In the final analysis, a true and honest creative work is unique and worthy in itself. And a good book is not always recognized as such, no matter how much we’re told that success or failure lies in our own hands. So much in life is out of our control. Creative works are fragile and need to be lovingly tended.

So . . . here is what I plan to do in order to have fun, ease the stress and pressure - call this my own "After Lent Sabbatical" . . . call me crazy.

  1. Replace the 'I do everything perfectly expectation' with 'I’m a pretty good writer and I do the best I can.'
  2. Work on one marketing endeavor a day. For example, one phone call setting up a book signing or talk. After that, back to writing, editing, enjoying a walk with my dog.
  3. Offer a Goodreads Giveaway and have fun seeing who signs up to win a free copy.
  4. Wait three months before I even consider BookBub.
  5. Engage with readers in person about writing and storytelling.
  6. Feel pride in my prior work and enjoy marketing those books alongside this book at my own pace and on my own schedule.
  7. Read no more than one post a day on how to market/sell your book, get more “followers,” boost your email list, pump up your blog stats, hone your Amazon keywords, etc.
  8. Not get hung up on social media, how many Tweets I tweet . . . or posts by other writers I respond to, or photos I pin to my Pinterest boards but, doing this if and when the spirit moves me and it feels right and interesting to do so.
  9. Blog about the new book or write guest blogs as they come up without actively pursuing or scheduling posts.
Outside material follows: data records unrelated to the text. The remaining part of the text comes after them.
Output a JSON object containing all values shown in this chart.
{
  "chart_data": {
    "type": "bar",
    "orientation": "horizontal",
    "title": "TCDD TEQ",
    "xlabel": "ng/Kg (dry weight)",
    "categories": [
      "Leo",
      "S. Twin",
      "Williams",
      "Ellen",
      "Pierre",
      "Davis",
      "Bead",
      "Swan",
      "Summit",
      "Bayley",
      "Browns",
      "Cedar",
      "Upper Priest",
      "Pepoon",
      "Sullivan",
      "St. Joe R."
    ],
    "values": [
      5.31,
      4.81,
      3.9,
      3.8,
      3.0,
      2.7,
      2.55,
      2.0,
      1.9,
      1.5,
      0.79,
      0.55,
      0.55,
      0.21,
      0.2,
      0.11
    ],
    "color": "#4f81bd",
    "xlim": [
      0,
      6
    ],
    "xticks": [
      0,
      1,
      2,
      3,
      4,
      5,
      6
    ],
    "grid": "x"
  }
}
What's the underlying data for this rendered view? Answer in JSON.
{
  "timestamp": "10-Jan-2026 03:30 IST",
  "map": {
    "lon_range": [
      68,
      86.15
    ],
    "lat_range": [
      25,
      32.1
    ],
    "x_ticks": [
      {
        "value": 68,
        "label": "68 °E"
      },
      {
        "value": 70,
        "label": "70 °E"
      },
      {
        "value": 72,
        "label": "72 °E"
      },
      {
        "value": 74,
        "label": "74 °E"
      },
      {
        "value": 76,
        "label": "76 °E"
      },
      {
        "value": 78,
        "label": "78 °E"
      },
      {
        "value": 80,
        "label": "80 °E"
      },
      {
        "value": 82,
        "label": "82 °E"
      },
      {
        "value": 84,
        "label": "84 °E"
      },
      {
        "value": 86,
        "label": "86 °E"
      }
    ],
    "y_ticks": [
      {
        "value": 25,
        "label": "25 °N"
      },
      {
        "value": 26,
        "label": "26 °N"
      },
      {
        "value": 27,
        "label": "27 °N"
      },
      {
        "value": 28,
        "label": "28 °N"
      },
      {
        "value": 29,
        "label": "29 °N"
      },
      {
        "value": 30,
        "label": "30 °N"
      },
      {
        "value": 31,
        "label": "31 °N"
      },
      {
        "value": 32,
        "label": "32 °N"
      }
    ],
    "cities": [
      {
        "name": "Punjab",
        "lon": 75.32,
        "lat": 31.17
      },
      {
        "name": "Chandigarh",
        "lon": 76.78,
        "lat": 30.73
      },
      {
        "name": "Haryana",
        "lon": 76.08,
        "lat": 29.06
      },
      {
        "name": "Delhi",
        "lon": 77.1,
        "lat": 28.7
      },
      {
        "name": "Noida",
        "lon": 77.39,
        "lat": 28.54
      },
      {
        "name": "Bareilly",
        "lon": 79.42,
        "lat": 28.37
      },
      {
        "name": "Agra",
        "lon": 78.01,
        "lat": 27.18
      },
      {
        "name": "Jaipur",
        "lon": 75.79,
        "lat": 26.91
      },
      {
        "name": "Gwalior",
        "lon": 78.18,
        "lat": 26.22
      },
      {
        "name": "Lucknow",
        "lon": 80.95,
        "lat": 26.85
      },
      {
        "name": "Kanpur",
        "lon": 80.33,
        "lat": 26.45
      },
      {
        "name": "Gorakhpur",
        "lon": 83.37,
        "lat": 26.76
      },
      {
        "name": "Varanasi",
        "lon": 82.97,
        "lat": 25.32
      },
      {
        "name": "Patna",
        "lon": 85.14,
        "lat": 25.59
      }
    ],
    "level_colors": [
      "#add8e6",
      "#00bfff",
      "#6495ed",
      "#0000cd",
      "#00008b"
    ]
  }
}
That means no blog tours. (Seems a surefire recipe for burnout.)
  1. Politely ask people to write a review, if – and only if – they tell me they enjoyed the book. After all, what have I got to lose by asking?
  2. Appreciate each person for taking the time to write an honest review; good or bad.
  3. Continue to help and promote other authors as best I can. The temptation is to only promote ourselves, but this is a community, a collaboration of writers who need to offer each other a helping hand . . . especially in this toxic publishing climate.

How about you? Have you taken a stand to tackle marketing with an eye toward having fun and easing the pressure on yourself? Please share your thoughts and comments.